Figure 9: Test Demo: A: Our user interface on smartphones(Users with smartphones can play diferent tones (Do-Re-Mi) by clicking the button on the screen then the sound will be played in the 3D environment(VR headset). B: And at the same time, the avatar in the 3D environment will move to the same position where the user points at.
Figure 10: Final Demo: We also create a playful environment with diferent avatars to allow all the players using either VR headsets or smartphones to have an interactive game. (A: the user interface for the users who use the iPhone/IPad/Macbook; B: the 3D immersive environment for the VR player; C: the real world environment the player is playing with our interactive game.)
7. Discussion and Future Work
In this section, we discuss the limitations of our approach and lay out directions for future work.
Making a comparison of the performance between our proposed technique and other existing tracking systems, such as HTC Vive lighthouse, and Oculus’ inside-out-tracking system.
Researching on how to measure the distance between IoT devices (i.e., smartphones) and VR headsets. The existing technique can detect the direction of a certain user by the VR headset, but we haven’t discussed how to get the distance between the users in this paper.
Exploring ways to use the existing hardware in IoT devices instead of using an additional ESP32 UWB module that is attached to the device.

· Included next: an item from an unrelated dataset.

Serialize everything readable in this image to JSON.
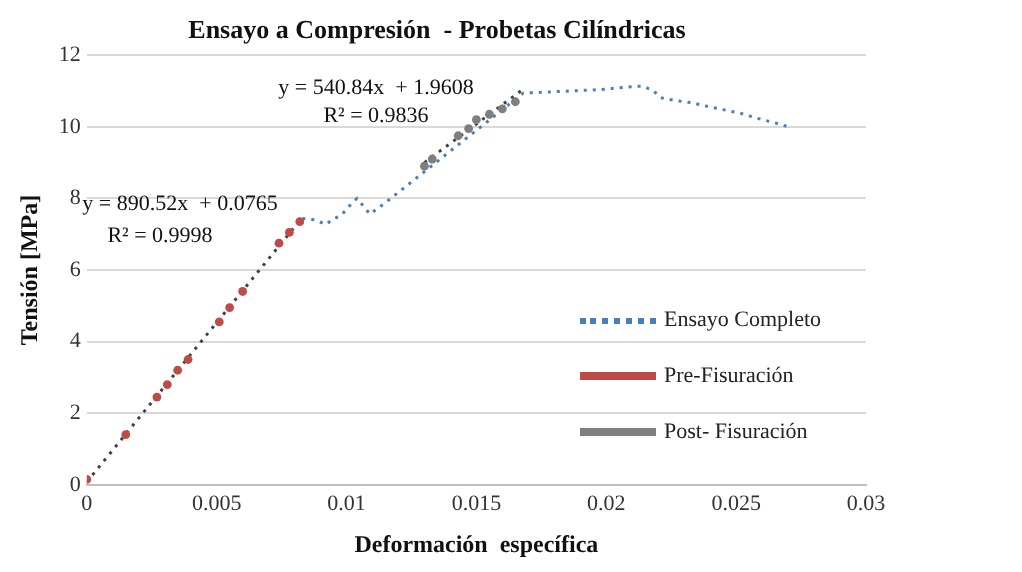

Nowadays, many IoT devices such as Apple devices, have already included U1-chips for nearby interaction, which can achieve the same function as the esp32-UWB modules.
Conducting another experiment with multiple "tags" (devices) / multiple "anchors" (VR headsets) to analyze the feasibility of multiple users joining our system. The proposed technique allows one VR player to interact with multiple smartphone players in the demo games. In the future, we want to test the maximum capability of the number of players in our own system.
Extending the techniques to other IoT devices. To make our technology more accessible, we will create more applications to prove that our concepts can be achieved via diferent IoT platforms such as desktops, tablets, watches, etc. And we will study how diferent platforms can collaborate seamlessly with the same VR 3D environment simultaneously.